Thursday, March 19, 2009

Blair does God

When Tony Blair was in office, journalists found pinning him down on the question of personal faith was like trying to nail jelly to a wall. His spin doctor, Alistair Campbell uttered his most quotable quote when pressed on this subject, saying, "We don't do God."

Today the Telegraph runs an article reporting what appears to be a volte face from Blair on this subject. I wonder if he felt that 'doing God' while in office would be political suicide. Perhaps Obama's success - as someone who adheres unequivocally to a faith - has given him the courage to speak up.

Certainly for those of us who have a faith, it is not a cosmetic add on that we can check in at the door of any debate. It is as fundamental to who we are as our gender, even if - unlike our gender - it was a late addition.

People who profess no faith simply don't get it. I think the term 'religious' is no help here. Being religious simply refers to an outward practise from which you can desist. Having a faith is a completely different matter. Speaking as a Christian, my relationship with God is as real to me as my relationship with my husband, if not more so. I talk to Him... and He talks back. Being asked to disregard my faith would be on a par with being asked to cheat on my husband.
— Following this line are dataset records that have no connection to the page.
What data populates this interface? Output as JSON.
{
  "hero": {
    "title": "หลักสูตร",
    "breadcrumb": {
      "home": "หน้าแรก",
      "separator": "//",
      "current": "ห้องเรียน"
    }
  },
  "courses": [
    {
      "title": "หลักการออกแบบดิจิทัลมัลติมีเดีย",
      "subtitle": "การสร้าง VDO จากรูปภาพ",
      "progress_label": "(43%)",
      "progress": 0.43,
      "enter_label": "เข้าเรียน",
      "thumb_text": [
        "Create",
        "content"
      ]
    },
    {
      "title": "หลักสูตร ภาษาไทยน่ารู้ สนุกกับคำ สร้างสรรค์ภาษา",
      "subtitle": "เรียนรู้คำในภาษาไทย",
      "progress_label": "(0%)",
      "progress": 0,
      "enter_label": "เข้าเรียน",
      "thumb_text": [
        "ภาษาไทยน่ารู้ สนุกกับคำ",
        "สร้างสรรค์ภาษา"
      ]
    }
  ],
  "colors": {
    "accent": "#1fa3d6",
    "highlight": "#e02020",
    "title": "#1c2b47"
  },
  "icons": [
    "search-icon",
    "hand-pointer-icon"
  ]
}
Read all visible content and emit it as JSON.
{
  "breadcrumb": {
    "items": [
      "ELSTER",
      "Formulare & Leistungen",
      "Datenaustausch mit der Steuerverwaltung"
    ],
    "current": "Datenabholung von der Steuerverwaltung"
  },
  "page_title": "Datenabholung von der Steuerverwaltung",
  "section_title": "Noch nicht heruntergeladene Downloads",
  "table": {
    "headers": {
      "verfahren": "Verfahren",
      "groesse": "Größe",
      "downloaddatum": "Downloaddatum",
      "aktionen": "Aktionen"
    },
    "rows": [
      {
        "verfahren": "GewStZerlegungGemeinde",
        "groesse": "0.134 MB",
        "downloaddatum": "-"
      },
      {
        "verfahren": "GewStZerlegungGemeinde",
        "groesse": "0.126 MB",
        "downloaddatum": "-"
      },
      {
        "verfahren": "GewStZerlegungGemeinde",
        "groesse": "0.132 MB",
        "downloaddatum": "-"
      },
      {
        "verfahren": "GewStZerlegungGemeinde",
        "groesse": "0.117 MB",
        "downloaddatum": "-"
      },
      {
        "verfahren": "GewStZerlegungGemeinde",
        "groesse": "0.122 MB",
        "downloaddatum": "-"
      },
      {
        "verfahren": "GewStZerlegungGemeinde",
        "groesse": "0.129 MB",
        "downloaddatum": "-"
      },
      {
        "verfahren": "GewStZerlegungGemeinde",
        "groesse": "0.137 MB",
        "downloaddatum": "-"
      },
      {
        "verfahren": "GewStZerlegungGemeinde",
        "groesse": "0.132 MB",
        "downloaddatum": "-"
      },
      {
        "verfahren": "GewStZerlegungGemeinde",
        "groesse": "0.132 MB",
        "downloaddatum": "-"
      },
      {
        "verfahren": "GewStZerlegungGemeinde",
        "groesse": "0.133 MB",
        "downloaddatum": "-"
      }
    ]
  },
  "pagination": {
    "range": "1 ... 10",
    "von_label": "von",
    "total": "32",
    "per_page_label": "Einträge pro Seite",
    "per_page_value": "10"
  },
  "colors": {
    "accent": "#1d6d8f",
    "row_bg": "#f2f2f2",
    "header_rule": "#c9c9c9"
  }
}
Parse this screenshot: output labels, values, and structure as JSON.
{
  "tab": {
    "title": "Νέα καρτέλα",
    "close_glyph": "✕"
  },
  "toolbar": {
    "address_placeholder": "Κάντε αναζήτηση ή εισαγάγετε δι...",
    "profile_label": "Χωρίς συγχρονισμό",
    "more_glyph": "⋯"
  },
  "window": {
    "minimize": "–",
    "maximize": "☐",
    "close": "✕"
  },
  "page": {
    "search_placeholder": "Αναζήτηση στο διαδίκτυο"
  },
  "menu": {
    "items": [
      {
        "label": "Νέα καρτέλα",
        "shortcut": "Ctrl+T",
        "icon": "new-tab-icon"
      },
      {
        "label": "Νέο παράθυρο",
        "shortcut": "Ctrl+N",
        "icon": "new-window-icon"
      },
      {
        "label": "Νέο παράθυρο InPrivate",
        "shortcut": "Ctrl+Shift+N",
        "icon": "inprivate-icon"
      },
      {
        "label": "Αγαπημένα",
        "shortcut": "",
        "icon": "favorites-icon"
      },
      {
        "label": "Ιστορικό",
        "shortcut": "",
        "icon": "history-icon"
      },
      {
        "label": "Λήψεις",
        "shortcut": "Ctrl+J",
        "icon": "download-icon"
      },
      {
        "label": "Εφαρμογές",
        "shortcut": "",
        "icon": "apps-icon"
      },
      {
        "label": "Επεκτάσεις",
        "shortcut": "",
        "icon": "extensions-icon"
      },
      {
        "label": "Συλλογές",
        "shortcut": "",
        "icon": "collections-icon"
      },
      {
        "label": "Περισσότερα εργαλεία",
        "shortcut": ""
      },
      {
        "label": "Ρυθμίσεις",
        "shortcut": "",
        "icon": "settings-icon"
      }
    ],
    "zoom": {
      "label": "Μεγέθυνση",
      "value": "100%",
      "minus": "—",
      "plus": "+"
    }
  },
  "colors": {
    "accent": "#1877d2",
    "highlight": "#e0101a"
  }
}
You may choose to believe that I am deluded - that is your inalienable right. I am not going to use this space as the place to have that debate. The point I am trying to make here - with myself as the example - is that faith is a core issue. It is much more than religious practice.

Tony Blair appears to have come to the view that without an understanding of the role of faith in people's lives, it is impossible to lead them effectively.

I would suggest that those of us in L&D are faced with a similar challenge. If we wish to engage people, riding roughshod over their core beliefs or requiring them to check them in at the door is not the way to achieve it. Neither is waving a dismissive hand and declaring that "they're all the same thing."